Он снимает мокрое от капель дождя пальто, вешает его при входе и захлопывает дверь изнутри. Где-то в гостиной слышится негромкий смех Натали. Баки, уже улыбаясь, идёт на звук её голоса и застаёт девушку за столом с телефонной трубкой в руке. Она сидит на стуле, вытянув ноги на втором, и щебечет с кем-то самым милым голоском, на который только способна. Поверх кружевного белого комплекта белья накинут лишь распахнутый шёлковый халат с цветочной вышивкой — вещь явно дорогая и однозначно подаренная, ведь в Лондоне такую роскошь в военное время не купишь.

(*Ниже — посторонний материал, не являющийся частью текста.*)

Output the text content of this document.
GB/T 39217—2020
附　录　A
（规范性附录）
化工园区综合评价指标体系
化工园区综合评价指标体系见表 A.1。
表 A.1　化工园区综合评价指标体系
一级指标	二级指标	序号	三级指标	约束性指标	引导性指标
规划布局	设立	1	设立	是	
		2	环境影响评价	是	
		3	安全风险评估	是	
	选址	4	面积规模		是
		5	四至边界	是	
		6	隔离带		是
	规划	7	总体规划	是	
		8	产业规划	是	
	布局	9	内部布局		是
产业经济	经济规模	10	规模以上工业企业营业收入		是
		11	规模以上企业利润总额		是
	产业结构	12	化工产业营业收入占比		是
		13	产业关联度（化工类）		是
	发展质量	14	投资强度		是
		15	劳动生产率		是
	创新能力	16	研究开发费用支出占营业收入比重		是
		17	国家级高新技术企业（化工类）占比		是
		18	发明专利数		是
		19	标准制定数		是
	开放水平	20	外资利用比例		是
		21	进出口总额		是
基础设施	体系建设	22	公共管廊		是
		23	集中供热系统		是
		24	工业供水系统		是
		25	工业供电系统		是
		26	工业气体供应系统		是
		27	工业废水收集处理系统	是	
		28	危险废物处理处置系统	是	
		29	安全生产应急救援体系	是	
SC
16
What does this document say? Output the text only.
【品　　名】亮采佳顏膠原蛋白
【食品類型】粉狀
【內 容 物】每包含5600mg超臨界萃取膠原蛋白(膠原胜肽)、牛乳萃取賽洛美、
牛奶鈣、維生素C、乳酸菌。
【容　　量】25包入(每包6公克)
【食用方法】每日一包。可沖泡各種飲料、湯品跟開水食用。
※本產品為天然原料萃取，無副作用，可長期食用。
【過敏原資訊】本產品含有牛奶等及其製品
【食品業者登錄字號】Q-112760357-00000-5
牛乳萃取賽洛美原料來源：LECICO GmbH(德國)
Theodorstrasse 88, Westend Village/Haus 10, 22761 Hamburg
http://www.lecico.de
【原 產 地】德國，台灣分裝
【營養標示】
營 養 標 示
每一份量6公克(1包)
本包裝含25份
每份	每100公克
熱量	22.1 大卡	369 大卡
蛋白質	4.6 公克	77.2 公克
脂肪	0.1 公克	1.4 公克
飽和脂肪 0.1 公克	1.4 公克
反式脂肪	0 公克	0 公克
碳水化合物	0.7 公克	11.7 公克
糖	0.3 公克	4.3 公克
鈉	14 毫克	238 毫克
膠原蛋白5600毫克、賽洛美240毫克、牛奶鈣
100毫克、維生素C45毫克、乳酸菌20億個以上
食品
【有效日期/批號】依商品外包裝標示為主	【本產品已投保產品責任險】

Баки скользит по нему взглядом и задумывается лишь на секунду, ведь мысль о том, как было бы хорошо прямо сейчас его с неё снять, затмевает предыдущую.
— Нет-нет, мистер Аарен, сэр, я совершенно точно знаю, о чём говорю, — произносит она, улыбаясь в трубку. — Я бы не стала просить Вас, не будь я в ней уверена.
Бледная кожа Натали кажется перламутровой в тусклом свете предзакатного солнца. Сигаретный дым, что она выпускает губами, слушая ответ таинственного собеседника на том конце линии, окутывает красивое лицо и уложенные рыжие кудри, как будто она героиня нуарного фильма.
Баки мимолётно злится на некого мистера Аарена, с которым Натали так мило общается, но она поднимает изумрудные глаза, и это тут же проходит.
— Мария — чудесная певица, сэр, — говорит она в трубку, подзывая Барнса жестом. — Настоящий талант. Бутон, которому ещё предстоит раскрыться. Вы поступите правильно, если позволите этому произойти на Вашей сцене.